Tuesday, February 4, 2014

Allman Brothers 4: Eat A Peach

Just like that, Duane Allman was dead, leaving behind his band and his brother. An album already started would end up as a tribute, and Eat A Peach neatly straddles what he started and where they’d go, for better or worse. Their albums to date were either brief or live, and here they provide a little bit of both.
Side one was recorded after the fact, and it presents the band keeping a brave face. “Ain’t Wasting Time No More” is an excellent statement of purpose, from the grand piano intro to Dickey’s impeccable slide playing—not his forte, but well done here. Dickey gets credit for “Les Brers In A Minor”, a nine-minute jam in the tradition of “Elizabeth Reed”. It’s a fascinating piece, developing from nothing into a tremendous sound. Then there’s “Melissa”, which Gregg says was his brother’s favorite song, gently played on acoustics, with Dickey again imagining what Duane would have played.

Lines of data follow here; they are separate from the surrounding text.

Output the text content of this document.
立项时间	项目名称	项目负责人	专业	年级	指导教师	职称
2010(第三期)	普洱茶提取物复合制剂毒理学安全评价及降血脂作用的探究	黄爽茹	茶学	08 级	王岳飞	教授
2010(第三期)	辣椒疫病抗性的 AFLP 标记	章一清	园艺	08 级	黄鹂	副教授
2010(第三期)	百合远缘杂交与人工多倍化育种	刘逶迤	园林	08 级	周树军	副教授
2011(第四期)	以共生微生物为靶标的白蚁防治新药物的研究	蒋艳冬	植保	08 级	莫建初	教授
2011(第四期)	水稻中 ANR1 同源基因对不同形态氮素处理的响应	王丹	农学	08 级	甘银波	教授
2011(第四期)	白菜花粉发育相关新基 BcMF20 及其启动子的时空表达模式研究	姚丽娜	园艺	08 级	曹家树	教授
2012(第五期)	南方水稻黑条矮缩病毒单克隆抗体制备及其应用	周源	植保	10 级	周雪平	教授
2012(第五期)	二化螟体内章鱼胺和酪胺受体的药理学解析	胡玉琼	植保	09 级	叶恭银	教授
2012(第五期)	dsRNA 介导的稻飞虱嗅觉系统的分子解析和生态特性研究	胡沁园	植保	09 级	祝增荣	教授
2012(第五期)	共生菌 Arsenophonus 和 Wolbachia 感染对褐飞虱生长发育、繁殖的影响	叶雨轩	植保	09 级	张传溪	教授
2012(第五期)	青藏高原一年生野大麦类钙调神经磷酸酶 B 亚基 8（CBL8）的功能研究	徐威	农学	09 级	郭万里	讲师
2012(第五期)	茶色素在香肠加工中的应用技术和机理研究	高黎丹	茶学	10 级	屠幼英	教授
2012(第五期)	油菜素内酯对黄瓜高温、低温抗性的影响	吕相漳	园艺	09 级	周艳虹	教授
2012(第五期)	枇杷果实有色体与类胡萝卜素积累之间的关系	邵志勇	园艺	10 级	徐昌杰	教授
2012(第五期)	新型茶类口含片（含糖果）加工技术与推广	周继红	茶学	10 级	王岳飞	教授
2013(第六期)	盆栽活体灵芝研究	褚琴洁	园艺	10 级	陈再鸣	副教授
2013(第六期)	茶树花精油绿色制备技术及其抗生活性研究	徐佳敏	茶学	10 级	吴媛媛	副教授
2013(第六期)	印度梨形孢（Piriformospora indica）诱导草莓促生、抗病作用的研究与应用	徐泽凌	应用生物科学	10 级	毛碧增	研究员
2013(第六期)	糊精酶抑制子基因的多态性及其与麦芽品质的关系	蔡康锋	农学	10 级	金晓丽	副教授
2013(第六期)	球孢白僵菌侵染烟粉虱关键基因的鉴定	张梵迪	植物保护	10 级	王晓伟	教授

It’s back to the Fillmore East for side two, which presents the first half of “Mountain Jam”. From the first few rambling measures one might confuse this with a Grateful Dead recording, until the guitars let loose and the organ follows. It’s a totally live performance, with a few bum notes here and there to prove it, and it takes a while to get used to, especially if you’re not into drum solos. The side fades as Berry begins his bass solo, and that’s roughly where it fades back on side four. The band finds its way back in with a quote from “Third Stone From The Sun”, and the dynamics begin anew. Somehow they get to an arpeggiated ending— not bad for a jam built on a melody by Donovan, of all people. (Modern-day CDs present the whole 33 minutes uninterrupted in the middle of the program.)
Side three presents a mix of live and studio, all featuring Duane to some extent. First are a pair of blues standards recorded at the Fillmore; “One Way Out” sizzles, as does a decent reprise of “Trouble No More”—mixed very well to show off the band across the stereo picture. “Stand Back” is a funky shuffle driven by electric piano, not bad but not the high point. For some, that pinnacle would be “Blue Sky”, the Dickey tune that lays a blueprint for southern rock at its worst, and a redneck anthem today. The last word, not counting the continuation of “Mountain Jam”, comes from Duane, playing the pretty and fittingly brief instrumental “Little Martha”.
A cynic might say that a double album is excessive, especially when over half of the album appears to have been left over from the Fillmore set. However, Gregg Allman insists that Eat A Peach was supposed to have more of the live stuff anyway. For the most part, the “new” material is of their standard, and now that it can be had all on one shiny CD makes it economical.